# Regress predicted and realized values

I am trying to fit a model of the form

$$y=f(x)+u$$

where $x$ is a vector variable and $u$ an independent random noise. I tried to fit the unknown function $f$ by different machine learning methods (SVM, MARS, etc.)

I split my data into training and validation sets. After fitting the model on the training set, I test it on a validation set, and I plot $y$-realized versus $y$-predicted, and do a linear regression on that scatter plot. I obtain a very small intercept but a coefficient of $0.5$, while I was naively expecting a coefficient near to 1.

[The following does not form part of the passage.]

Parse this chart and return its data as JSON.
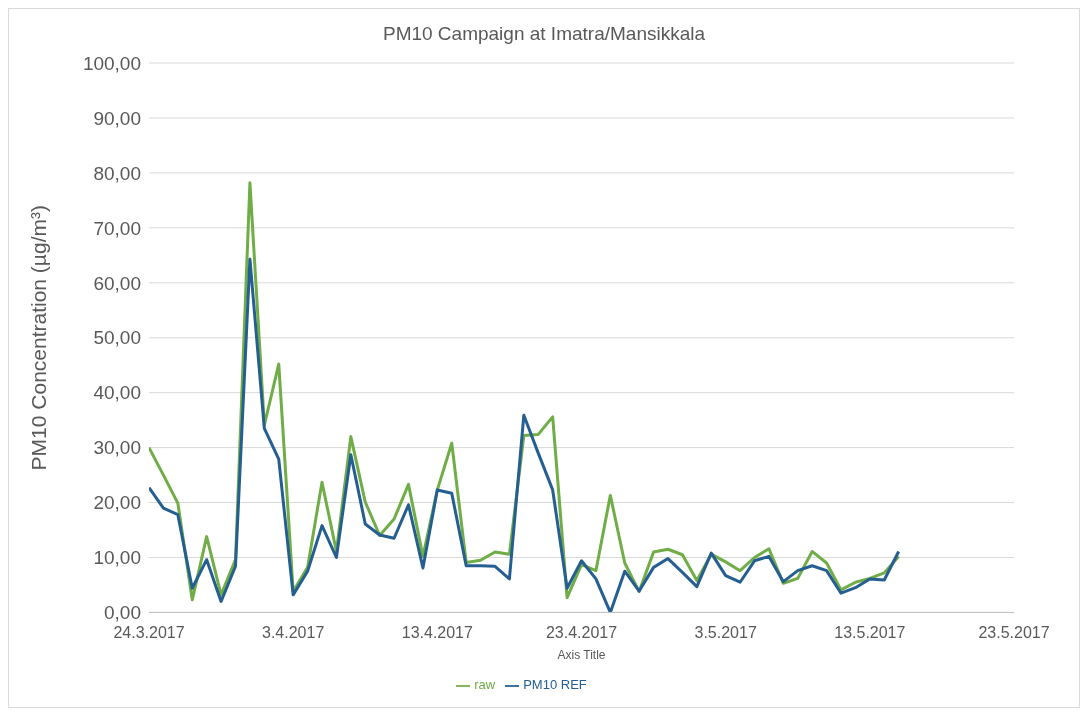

Does this regression coefficient tell me something about the quality of fit of my original model or about the original model itself?

Yes, it does. Indeed, a good forecast should be associated with a zero intercept and a unit slope in your setting. Deviations from that indicate forecast suboptimality. The idea is formalized by the Mincer-Zarnowitz test. Given forecasts $\hat y_i$ and realized values $y_i$, the regression
$$y_i = \beta_0 + \beta_1 \hat y_i + \varepsilon_i$$
should ideally (optimally) have zero intercept and unit slope, i.e. $\beta_0=0$ and $\beta_1=1$, which constitutes a testable hypothesis (the Mincer-Zarnowitz test); see Diebold "Forecasting in Economics, Business, Finance and Beyond", p. 337, for an introduction (the textbook is regularly updated so the page number may change over time; just search the pdf for "Mincer" and you will find it).
However, note that a zero intercept and a unit slope do not completely determine the goodness of your forecast. $\beta_0=0$ and $\beta_1=1$ indicates good accuracy but does not say anything about precision. You could have $\beta_0=0$ and $\beta_1=1$ combined with very high error variance $\text{Var}(\varepsilon_i)$ so that mean squared forecast error would still be high and hence the forecast not very satisfactory.